En la memoria de la cultura gastronómica de la ciudad de Holguín hay nombres propios que no necesitan presentación, y en el restaurante Polinesio trabaja uno de ellos.
Y detrás de su historia, de sus mesas llenas y su mística de servicio, está Maritza Rodríguez Moro, una mujer que ha crecido junto al lugar, hasta convertirse en parte esencial de su identidad.

Maritza, no solo ha sido testigo de los cambios del diseño del Polinesio, porque los ha vivido en persona. Entró con apenas 17 años, el 16 de febrero de 1984, y desde entonces no se ha separado del restaurante, que hoy considera su segunda casa.
«Entré siendo prácticamente una adolescente —recuerda—. Comencé como auxiliar de limpieza, pero desde el principio me dijeron que podía superarme. Me mandaron a pasar cursos, fui aprendiendo, y poco a poco fui pasando por varias plazas hasta quedarme como dependiente».
Ese contacto directo con los comensales marcó su vocación. Nunca quiso estar detrás de una barra. Lo suyo era la sala, la gente, la conversación breve entre plato y plato.
«Me gustó atender, me gustó ese vínculo con el cliente, y ahí me quedé», afirma con naturalidad.
A lo largo de más de cuatro décadas, Maritza ha visto transformarse el restaurante: en sus platos, en su ambientación, en su público. Sin embargo, hay algo que insiste en no cambiar.
«El servicio siempre ha sido el mismo —asegura—. Desde que empezamos, hemos atendido con esmero. Los platos pueden variar, pero el amor y la dedicación siguen siendo iguales».
El Polinesio fue, durante años, un espacio singular dentro de la gastronomía holguinera. No solo por su estética exótica, sino por propuestas culinarias que no se encontraban en otros sitios.

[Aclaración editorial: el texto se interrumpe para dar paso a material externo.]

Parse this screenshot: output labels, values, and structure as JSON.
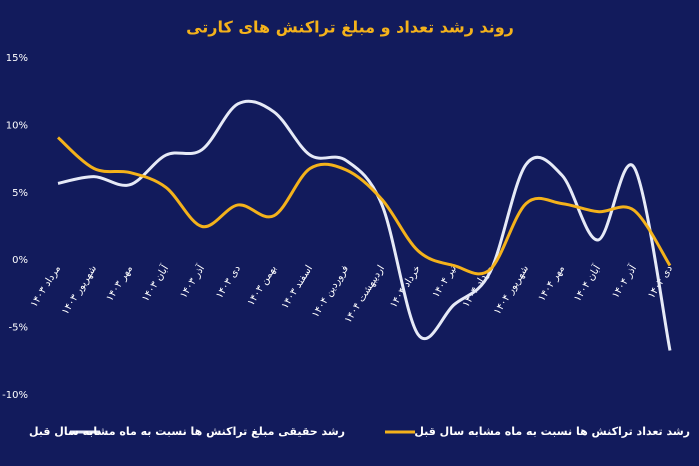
{
  "chart_data": {
    "type": "line",
    "title": "روند رشد تعداد و مبلغ تراکنش های کارتی",
    "categories": [
      "مرداد ۱۴۰۳",
      "شهریور ۱۴۰۳",
      "مهر ۱۴۰۳",
      "آبان ۱۴۰۳",
      "آذر ۱۴۰۳",
      "دی ۱۴۰۳",
      "بهمن ۱۴۰۳",
      "اسفند ۱۴۰۳",
      "فروردین ۱۴۰۴",
      "اردیبهشت ۱۴۰۴",
      "خرداد ۱۴۰۴",
      "تیر ۱۴۰۴",
      "مرداد ۱۴۰۴",
      "شهریور ۱۴۰۴",
      "مهر ۱۴۰۴",
      "آبان ۱۴۰۴",
      "آذر ۱۴۰۴",
      "دی ۱۴۰۴"
    ],
    "series": [
      {
        "name": "رشد حقیقی مبلغ تراکنش ها نسبت به ماه مشابه سال قبل",
        "color": "#e6eaf7",
        "values": [
          5.7,
          6.2,
          5.6,
          7.8,
          8.2,
          11.6,
          11.0,
          7.8,
          7.4,
          4.1,
          -5.5,
          -3.3,
          -0.9,
          7.1,
          6.3,
          1.5,
          6.9,
          -6.7
        ]
      },
      {
        "name": "رشد تعداد تراکنش ها نسبت به ماه مشابه سال قبل",
        "color": "#f4b21b",
        "values": [
          9.1,
          6.8,
          6.5,
          5.4,
          2.5,
          4.1,
          3.3,
          6.8,
          6.7,
          4.5,
          0.7,
          -0.4,
          -0.7,
          4.2,
          4.2,
          3.6,
          3.7,
          -0.4
        ]
      }
    ],
    "ylim": [
      -10,
      15
    ],
    "yticks": [
      {
        "value": -10,
        "label": "-10%"
      },
      {
        "value": -5,
        "label": "-5%"
      },
      {
        "value": 0,
        "label": "0%"
      },
      {
        "value": 5,
        "label": "5%"
      },
      {
        "value": 10,
        "label": "10%"
      },
      {
        "value": 15,
        "label": "15%"
      }
    ]
  }
}
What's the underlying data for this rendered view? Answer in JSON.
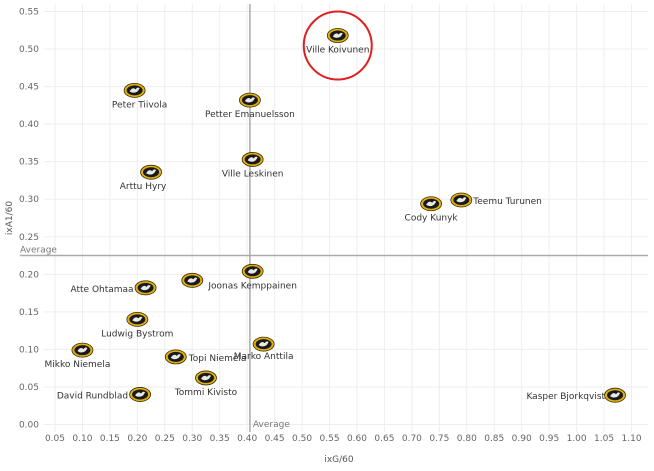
{
  "chart_data": {
    "type": "scatter",
    "xlabel": "ixG/60",
    "ylabel": "ixA1/60",
    "xlim": [
      0.03,
      1.13
    ],
    "ylim": [
      -0.01,
      0.56
    ],
    "x_ticks": [
      "0.05",
      "0.10",
      "0.15",
      "0.20",
      "0.25",
      "0.30",
      "0.35",
      "0.40",
      "0.45",
      "0.50",
      "0.55",
      "0.60",
      "0.65",
      "0.70",
      "0.75",
      "0.80",
      "0.85",
      "0.90",
      "0.95",
      "1.00",
      "1.05",
      "1.10"
    ],
    "y_ticks": [
      "0.00",
      "0.05",
      "0.10",
      "0.15",
      "0.20",
      "0.25",
      "0.30",
      "0.35",
      "0.40",
      "0.45",
      "0.50",
      "0.55"
    ],
    "grid": true,
    "reference_lines": {
      "x_average": 0.405,
      "y_average": 0.225,
      "x_label": "Average",
      "y_label": "Average"
    },
    "highlight": "Ville Koivunen",
    "points": [
      {
        "name": "Ville Koivunen",
        "x": 0.565,
        "y": 0.518
      },
      {
        "name": "Peter Tiivola",
        "x": 0.195,
        "y": 0.445
      },
      {
        "name": "Petter Emanuelsson",
        "x": 0.405,
        "y": 0.432
      },
      {
        "name": "Ville Leskinen",
        "x": 0.41,
        "y": 0.353
      },
      {
        "name": "Arttu Hyry",
        "x": 0.225,
        "y": 0.336
      },
      {
        "name": "Teemu Turunen",
        "x": 0.79,
        "y": 0.299
      },
      {
        "name": "Cody Kunyk",
        "x": 0.735,
        "y": 0.294
      },
      {
        "name": "Joonas Kemppainen",
        "x": 0.41,
        "y": 0.204
      },
      {
        "name": "Atte Ohtamaa",
        "x": 0.3,
        "y": 0.192
      },
      {
        "name": "Atte Ohtamaa",
        "x": 0.215,
        "y": 0.182,
        "label": true
      },
      {
        "name": "Ludwig Bystrom",
        "x": 0.2,
        "y": 0.14
      },
      {
        "name": "Marko Anttila",
        "x": 0.43,
        "y": 0.107
      },
      {
        "name": "Mikko Niemela",
        "x": 0.1,
        "y": 0.099
      },
      {
        "name": "Topi Niemela",
        "x": 0.27,
        "y": 0.09
      },
      {
        "name": "Tommi Kivisto",
        "x": 0.325,
        "y": 0.062
      },
      {
        "name": "David Rundblad",
        "x": 0.205,
        "y": 0.04
      },
      {
        "name": "Kasper Bjorkqvist",
        "x": 1.07,
        "y": 0.039
      }
    ]
  },
  "colors": {
    "marker_fill": "#1a1a1a",
    "marker_ring": "#e2b010",
    "highlight_ring": "#e02020",
    "grid": "#eeeeee",
    "reference": "#aaaaaa"
  }
}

Esa singularidad es, precisamente, lo que hoy se intenta rescatar.
Entre los platos especializados más esperados, por los consumidores habituales, menciona algunos que forman parte de la memoria colectiva del lugar: la famosa cesta polinesia, el tocinillo del cielo, las maripositas china, la carne asada y los populares «chonguitos».
«Los comensales siempre pregunta por esos platos. Son parte de la historia del restaurante», comenta.

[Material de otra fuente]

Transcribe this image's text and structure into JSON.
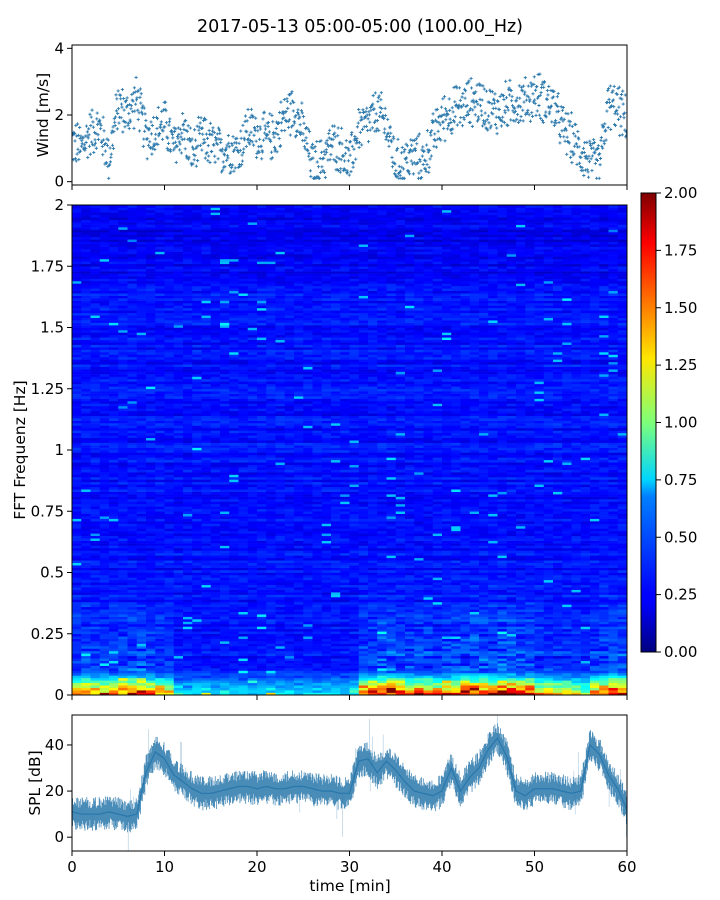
{
  "title": "2017-05-13 05:00-05:00 (100.00_Hz)",
  "chart_data": [
    {
      "type": "scatter",
      "panel": "wind",
      "ylabel": "Wind [m/s]",
      "xlabel": "",
      "xlim": [
        0,
        60
      ],
      "ylim": [
        -0.1,
        4.1
      ],
      "yticks": [
        0,
        2,
        4
      ],
      "ytick_labels": [
        "0",
        "2",
        "4"
      ],
      "marker": "+",
      "color": "#2a78ac",
      "trend_x": [
        0,
        1,
        2,
        3,
        4,
        5,
        6,
        7,
        8,
        9,
        10,
        11,
        12,
        13,
        14,
        15,
        16,
        17,
        18,
        19,
        20,
        21,
        22,
        23,
        24,
        25,
        26,
        27,
        28,
        29,
        30,
        31,
        32,
        33,
        34,
        35,
        36,
        37,
        38,
        39,
        40,
        41,
        42,
        43,
        44,
        45,
        46,
        47,
        48,
        49,
        50,
        51,
        52,
        53,
        54,
        55,
        56,
        57,
        58,
        59,
        60
      ],
      "trend_y": [
        1.2,
        1.0,
        1.5,
        1.6,
        0.7,
        2.3,
        2.0,
        2.5,
        1.4,
        1.5,
        1.8,
        1.0,
        1.6,
        0.8,
        1.3,
        1.1,
        0.9,
        1.0,
        0.9,
        1.6,
        1.4,
        1.3,
        1.4,
        2.0,
        2.2,
        1.5,
        0.5,
        0.6,
        1.1,
        1.0,
        0.5,
        1.6,
        1.7,
        2.1,
        1.7,
        0.5,
        0.6,
        0.8,
        0.6,
        1.3,
        1.9,
        2.1,
        2.2,
        2.4,
        2.4,
        2.2,
        2.1,
        2.3,
        2.4,
        2.4,
        2.6,
        2.5,
        2.3,
        1.6,
        1.3,
        0.9,
        0.6,
        0.5,
        2.3,
        2.2,
        1.8
      ],
      "spread": 0.75
    },
    {
      "type": "heatmap",
      "panel": "spectrogram",
      "ylabel": "FFT Frequenz [Hz]",
      "xlabel": "",
      "xlim": [
        0,
        60
      ],
      "ylim": [
        0,
        2
      ],
      "yticks": [
        0,
        0.25,
        0.5,
        0.75,
        1,
        1.25,
        1.5,
        1.75,
        2
      ],
      "ytick_labels": [
        "0",
        "0.25",
        "0.5",
        "0.75",
        "1",
        "1.25",
        "1.5",
        "1.75",
        "2"
      ],
      "colormap": "jet",
      "colorbar": {
        "min": 0,
        "max": 2,
        "ticks": [
          0,
          0.25,
          0.5,
          0.75,
          1,
          1.25,
          1.5,
          1.75,
          2
        ],
        "tick_labels": [
          "0.00",
          "0.25",
          "0.50",
          "0.75",
          "1.00",
          "1.25",
          "1.50",
          "1.75",
          "2.00"
        ]
      },
      "low_freq_energy_by_minute": [
        1.4,
        1.5,
        1.4,
        1.3,
        1.4,
        1.6,
        1.7,
        1.8,
        1.4,
        1.3,
        1.2,
        0.6,
        0.5,
        0.5,
        0.6,
        0.5,
        0.6,
        0.5,
        0.5,
        0.5,
        0.5,
        0.6,
        0.5,
        0.5,
        0.5,
        0.5,
        0.5,
        0.5,
        0.5,
        0.5,
        0.6,
        1.5,
        1.8,
        1.9,
        1.8,
        1.6,
        1.5,
        1.6,
        1.5,
        1.4,
        1.5,
        1.6,
        1.8,
        1.9,
        1.8,
        1.7,
        1.9,
        1.8,
        1.6,
        1.7,
        1.3,
        1.2,
        1.2,
        1.2,
        1.1,
        0.9,
        1.4,
        1.6,
        1.8,
        1.8
      ]
    },
    {
      "type": "line",
      "panel": "spl",
      "ylabel": "SPL [dB]",
      "xlabel": "time [min]",
      "xlim": [
        0,
        60
      ],
      "ylim": [
        -6,
        53
      ],
      "yticks": [
        0,
        20,
        40
      ],
      "ytick_labels": [
        "0",
        "20",
        "40"
      ],
      "xticks": [
        0,
        10,
        20,
        30,
        40,
        50,
        60
      ],
      "xtick_labels": [
        "0",
        "10",
        "20",
        "30",
        "40",
        "50",
        "60"
      ],
      "color": "#2a78ac",
      "x": [
        0,
        1,
        2,
        3,
        4,
        5,
        6,
        7,
        8,
        9,
        10,
        11,
        12,
        13,
        14,
        15,
        16,
        17,
        18,
        19,
        20,
        21,
        22,
        23,
        24,
        25,
        26,
        27,
        28,
        29,
        30,
        31,
        32,
        33,
        34,
        35,
        36,
        37,
        38,
        39,
        40,
        41,
        42,
        43,
        44,
        45,
        46,
        47,
        48,
        49,
        50,
        51,
        52,
        53,
        54,
        55,
        56,
        57,
        58,
        59,
        60
      ],
      "y": [
        11,
        10,
        10,
        10,
        11,
        10,
        9,
        10,
        28,
        37,
        34,
        27,
        24,
        21,
        19,
        19,
        20,
        21,
        22,
        22,
        21,
        22,
        21,
        21,
        22,
        22,
        21,
        20,
        20,
        19,
        19,
        33,
        34,
        28,
        33,
        29,
        24,
        20,
        19,
        18,
        20,
        30,
        20,
        26,
        30,
        38,
        43,
        35,
        20,
        18,
        21,
        21,
        21,
        20,
        19,
        20,
        40,
        36,
        27,
        21,
        12
      ],
      "spread": 5
    }
  ]
}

Pero no todo es comida. Maritza también evoca una época en la que el Polinesio se distinguía por su elegancia. La etiqueta de la vestimenta era parte del espectáculo: mujeres con vestidos cuidados, y hombres con guayaberas o trajes.
«Se veía muy lindo el restaurante con aquel personal bien vestido. Eso no deberíamos perderlo», dice con cierta nostalgia.
Hoy, en medio de una nueva etapa marcada por reinauguraciones y esfuerzos por recuperar la esencia del lugar, Maritza mantiene intactas sus expectativas: ver nuevamente el restaurante lleno y a los clientes satisfechos.
«Quiero que vuelva a tener la misma afluencia de antes, que se llene y que el público se vaya complacido», afirma.
Hace poco recibió la Medalla por más de 10 años de trabajo, otorgada por el Sindicato de Trabajadores del Comercio, la Gastronomía y los Servicios. El reconocimiento llega como síntesis de una trayectoria marcada por la lealtad y la entrega.
A sus casi seis décadas de vida, más de 40 dedicadas al Polinesio, Maritza no habla de retiro ni de descanso. Habla de continuidad y en cada servicio, sigue apostando por lo mismo que la hizo quedarse desde el primer día: el amor por atender.